Il ramassa le journal pour aussitôt le jeter sur la table avec mépris et s'emporta en se levant d'un bond :
- Ils ne tuent pas ? La bonne blague ! Et ce sont les Hommes de Lettres qui ont pondu ces foutaises ? Les Hommes de Litres, ouais ! Il a dû leur en falloir, des bouteilles de whisky pour oser écrire ça !
- C'est bon, Dean, du calme, c'est pas en t'énervant que ça changera quoi que ce soit ! Tu voulais qu'on cherche, on l'a fait ! Je comprends que tu sois déçu qu'on n'ait pas plus de concret mais...
- Parce que nous on est des chasseurs et que ces types qui ont gribouillé cette merde n'étaient que des gratte-papier ! tonna-t-il. Voilà pourquoi c'est très bien qu'on ait pris la relève ! Je rajouterai moi-même une page au journal quand j'aurai buté les trois pingouins, et je dirai sûrement pas que j'ai attendu que l'orage passe !
Sam secoua lourdement la tête, s'avouant vaincu pour apaiser la fureur de son frère. Il le laissa maugréer un moment, songeant lui-même à ce qu'il n'avait pas encore dit et qu'il craignait de dire, non pas de peur d'accentuer la colère de Dean, mais plutôt à cause de ce que cela pourrait signifier.
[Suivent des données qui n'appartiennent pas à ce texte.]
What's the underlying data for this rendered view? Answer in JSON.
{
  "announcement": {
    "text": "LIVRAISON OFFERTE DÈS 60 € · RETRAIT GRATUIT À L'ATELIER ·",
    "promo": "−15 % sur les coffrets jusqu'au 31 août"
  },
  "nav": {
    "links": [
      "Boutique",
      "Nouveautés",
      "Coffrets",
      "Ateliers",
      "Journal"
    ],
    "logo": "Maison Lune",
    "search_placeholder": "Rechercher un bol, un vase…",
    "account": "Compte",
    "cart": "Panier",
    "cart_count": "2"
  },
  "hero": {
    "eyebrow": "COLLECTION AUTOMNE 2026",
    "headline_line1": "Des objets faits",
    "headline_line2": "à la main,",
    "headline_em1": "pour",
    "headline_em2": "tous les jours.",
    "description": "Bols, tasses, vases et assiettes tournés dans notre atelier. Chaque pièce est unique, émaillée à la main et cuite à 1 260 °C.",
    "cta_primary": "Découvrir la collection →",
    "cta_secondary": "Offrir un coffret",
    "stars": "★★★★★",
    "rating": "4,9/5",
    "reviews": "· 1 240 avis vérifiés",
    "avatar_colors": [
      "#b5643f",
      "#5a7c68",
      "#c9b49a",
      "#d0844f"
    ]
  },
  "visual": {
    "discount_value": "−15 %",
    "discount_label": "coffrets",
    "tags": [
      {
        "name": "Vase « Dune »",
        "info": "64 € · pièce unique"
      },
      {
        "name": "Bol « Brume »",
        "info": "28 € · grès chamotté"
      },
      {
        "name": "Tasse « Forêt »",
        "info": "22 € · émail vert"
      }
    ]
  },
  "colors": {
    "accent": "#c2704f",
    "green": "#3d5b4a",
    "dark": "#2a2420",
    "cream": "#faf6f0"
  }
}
Son cœur battait à vive allure, tiraillé entre le besoin de poursuivre son rapport et de continuer de nier l'évidence ; il hésita, mais finit par oser lancer à son frère qui continuait de faire les cent pas :
- Écoute... Assieds-toi, tu veux ? Si on essayait de regarder ça avec un peu de recul ? On n'a rien à gagner à perdre notre calme.
Bien qu'outré par le rapport que semblaient avoir fait leurs prédécesseurs, qu'il comptait bien lire du premier mot jusqu'au dernier, Dean, mâchoires et poings serrés, accéda à la demande de son frère et retourna lentement s'asseoir en secouant la tête de dépit.
- T'as dû sauter un paragraphe, c'est pas possible, dit-il alors juste pour la forme, le ton de sa voix trahissant qu'il n'en espérait pas tant.
- Il n'y a rien de plus, en tout cas pas sur la manière de les traquer ou de les tuer, confirma Sam d'un air extrêmement sérieux. Les Hommes de Lettres les ont approchés mais sans les combattre, apparemment, ils...
- On s'intéressera à ce torchon plus tard, si tu veux bien, coupa sèchement Dean en poussant plus loin le journal manuscrit, comme s'il dégageait une odeur nauséabonde. Rien non plus dans le folklore, les légendes, les mythes ?
- En tout cas je n'ai rien trouvé d'utile, déclara Sam d'un regard droit au bout d'un instant.
Dean, excessivement amer et déçu, en prit bonne note. Il laissa son regard ardent se perdre dans le néant, puis revint dans la conversation en décrétant :
- Ok, alors on creuse plus profond. On n'a pas fini d'éplucher tous les bouquins, pas vrai ?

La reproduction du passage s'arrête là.